The way that the Christ-child enters the world is a harsh judgment on our agendas and concerns.

We worry about occupancy rates and return on investment in the inn. He says, “A stable will do.”

We are aggravated about healthcare. He says, “Eating and sleeping right are the basics.”

We complain about the expanding powers of government. He says, “The family–mother, father and child is where I begin.”

We are anxious about what we don’t know. He demonstrates a capacity for growth that leads to maturity, not sophistication (Luke 2:52).

He doesn’t negotiate with kings from the east. He receives their worship.

Shepherds leave their flocks to praise him. He lets them go back to their sheep amazed at what God has in store for the everyday lives of ordinary people.

Jesus is the only begotten Son of the Father who loves the whole sin-stained, broken world so much that he will give that Son to be born for us, dispel the darkness around and in us, reveal the Father’s heart to us, identify with us in our humanity, to save us from our sins, to heal us, to die for us, and to live in us with life as fresh as the dawn of the first morning of creation. He is the complete package of Eternity — Emmanuel, “God with us” (Matt 1:23).

Jesus coming to earth is the only separation between the Father and Son ever and it is for us so we who know and believe in him as the Son of God need never again be separated from our Creator. We can live forever in his grace.

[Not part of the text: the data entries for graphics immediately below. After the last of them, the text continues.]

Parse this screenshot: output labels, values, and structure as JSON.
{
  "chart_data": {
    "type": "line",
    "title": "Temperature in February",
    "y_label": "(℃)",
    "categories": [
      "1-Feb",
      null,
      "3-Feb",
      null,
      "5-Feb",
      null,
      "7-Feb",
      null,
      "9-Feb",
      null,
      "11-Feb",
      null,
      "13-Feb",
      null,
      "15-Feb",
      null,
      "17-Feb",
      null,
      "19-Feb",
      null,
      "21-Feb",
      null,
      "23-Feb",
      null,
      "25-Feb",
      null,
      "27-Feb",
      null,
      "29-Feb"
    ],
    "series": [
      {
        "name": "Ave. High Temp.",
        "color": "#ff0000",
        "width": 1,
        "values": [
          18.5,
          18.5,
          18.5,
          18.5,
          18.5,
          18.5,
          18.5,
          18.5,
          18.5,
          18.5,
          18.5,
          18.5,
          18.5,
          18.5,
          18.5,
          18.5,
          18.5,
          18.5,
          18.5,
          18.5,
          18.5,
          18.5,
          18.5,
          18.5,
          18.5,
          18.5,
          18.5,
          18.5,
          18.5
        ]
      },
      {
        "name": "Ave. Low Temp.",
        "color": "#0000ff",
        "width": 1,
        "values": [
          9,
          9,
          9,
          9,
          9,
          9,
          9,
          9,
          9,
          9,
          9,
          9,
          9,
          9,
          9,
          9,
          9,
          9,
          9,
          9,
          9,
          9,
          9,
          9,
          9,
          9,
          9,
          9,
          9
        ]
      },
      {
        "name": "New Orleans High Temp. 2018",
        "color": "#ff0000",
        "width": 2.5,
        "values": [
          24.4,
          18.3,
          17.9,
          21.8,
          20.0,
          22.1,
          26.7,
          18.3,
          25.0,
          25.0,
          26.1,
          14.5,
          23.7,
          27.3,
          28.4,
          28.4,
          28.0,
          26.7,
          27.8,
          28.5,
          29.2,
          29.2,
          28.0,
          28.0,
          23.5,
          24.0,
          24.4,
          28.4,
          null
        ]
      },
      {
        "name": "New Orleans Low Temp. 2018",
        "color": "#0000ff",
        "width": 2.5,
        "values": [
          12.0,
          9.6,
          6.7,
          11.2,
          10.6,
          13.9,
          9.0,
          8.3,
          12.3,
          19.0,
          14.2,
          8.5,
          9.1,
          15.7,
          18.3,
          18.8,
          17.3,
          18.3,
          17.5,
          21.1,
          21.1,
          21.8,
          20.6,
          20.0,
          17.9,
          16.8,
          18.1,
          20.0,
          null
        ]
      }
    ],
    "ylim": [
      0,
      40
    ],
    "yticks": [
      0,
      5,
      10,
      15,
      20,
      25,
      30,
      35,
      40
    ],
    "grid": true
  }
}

But how Jesus came to us is how we must come to him. Later on, Jesus will say to disciples seeking power and prestige, “Truly I tell you, unless you change and become like children, you will not enter the kingdom of heaven” (Matt 18:3). There it is — the Word and the judgment! Jesus devalues the currency of the world with the devastating revelation of Divine purpose.

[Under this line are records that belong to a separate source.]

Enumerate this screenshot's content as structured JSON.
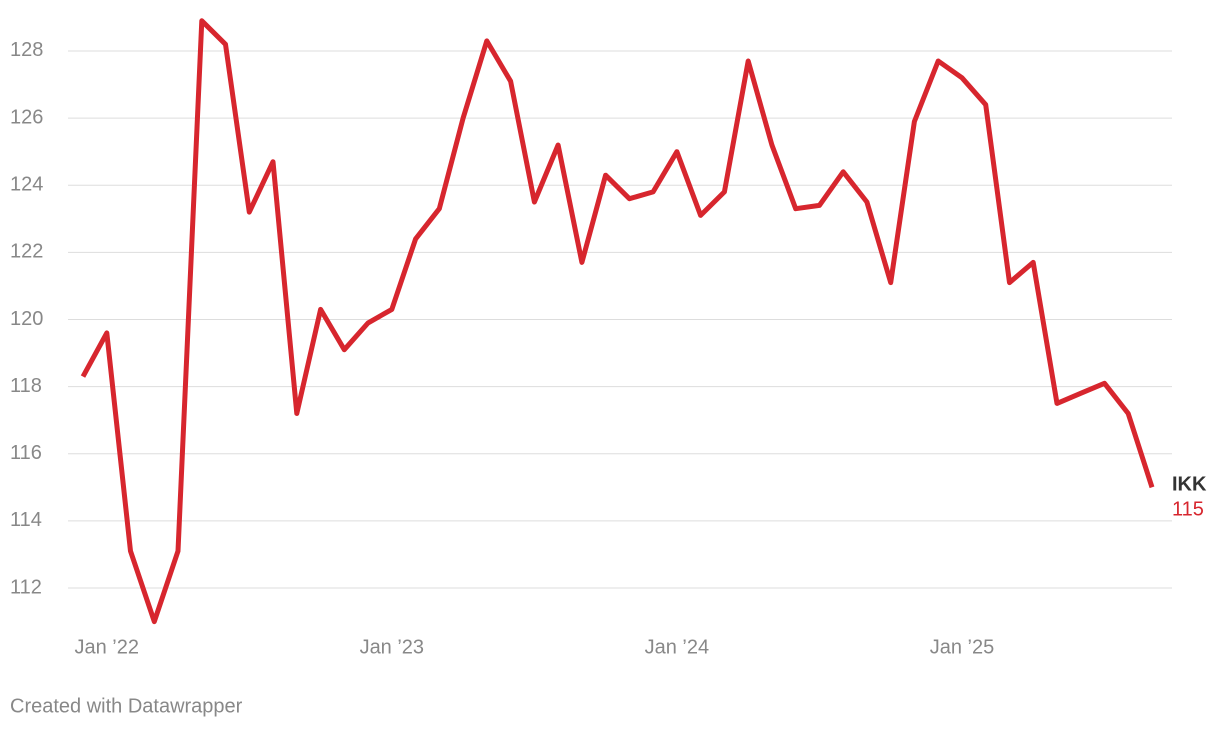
{
  "chart_data": {
    "type": "line",
    "x": [
      "2021-12",
      "2022-01",
      "2022-02",
      "2022-03",
      "2022-04",
      "2022-05",
      "2022-06",
      "2022-07",
      "2022-08",
      "2022-09",
      "2022-10",
      "2022-11",
      "2022-12",
      "2023-01",
      "2023-02",
      "2023-03",
      "2023-04",
      "2023-05",
      "2023-06",
      "2023-07",
      "2023-08",
      "2023-09",
      "2023-10",
      "2023-11",
      "2023-12",
      "2024-01",
      "2024-02",
      "2024-03",
      "2024-04",
      "2024-05",
      "2024-06",
      "2024-07",
      "2024-08",
      "2024-09",
      "2024-10",
      "2024-11",
      "2024-12",
      "2025-01",
      "2025-02",
      "2025-03",
      "2025-04",
      "2025-05",
      "2025-06",
      "2025-07",
      "2025-08",
      "2025-09"
    ],
    "series": [
      {
        "name": "IKK",
        "color": "#d7262e",
        "values": [
          118.3,
          119.6,
          113.1,
          111.0,
          113.1,
          128.9,
          128.2,
          123.2,
          124.7,
          117.2,
          120.3,
          119.1,
          119.9,
          120.3,
          122.4,
          123.3,
          126.0,
          128.3,
          127.1,
          123.5,
          125.2,
          121.7,
          124.3,
          123.6,
          123.8,
          125.0,
          123.1,
          123.8,
          127.7,
          125.2,
          123.3,
          123.4,
          124.4,
          123.5,
          121.1,
          125.9,
          127.7,
          127.2,
          126.4,
          121.1,
          121.7,
          117.5,
          117.8,
          118.1,
          117.2,
          115
        ]
      }
    ],
    "xlim": [
      "2021-12",
      "2025-09"
    ],
    "xticks": [
      {
        "value": "2022-01",
        "label": "Jan ’22"
      },
      {
        "value": "2023-01",
        "label": "Jan ’23"
      },
      {
        "value": "2024-01",
        "label": "Jan ’24"
      },
      {
        "value": "2025-01",
        "label": "Jan ’25"
      }
    ],
    "ylim": [
      111,
      129
    ],
    "yticks": [
      112,
      114,
      116,
      118,
      120,
      122,
      124,
      126,
      128
    ],
    "grid": true,
    "source": "Created with Datawrapper"
  }
}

His disciples are obsessed with the organization of Jesus’ earthly kingdom, elbowing each other for competitive advantage. Jesus says that it is confession of our weakness and dependence on our heavenly Father as children without status or influence of our own that opens the kingdom of heaven to us.

Are you so compressed by the rush, worry, wariness and weariness of survival that you have no idea how to let go and become childlike? Ask him to be born in you as a child. It’s why he came. “To all who received him, who believed in his name, he gave power to become children of God, who were born, not of blood or of the will of the flesh or of the will of man, but of God” (John 1:12-13).

His invitation will issue, “Come to me, all you that are weary and are carrying heavy burdens, and I will give you rest” (Matt 11:28). But now at the beginning, by the Father’s love begotten and secure in the care of Mary and Joseph, he nestles down in the manger and sleeps.

“O taste and see that the Lord is good. Happy are those who take refuge in him” (Ps 34:8).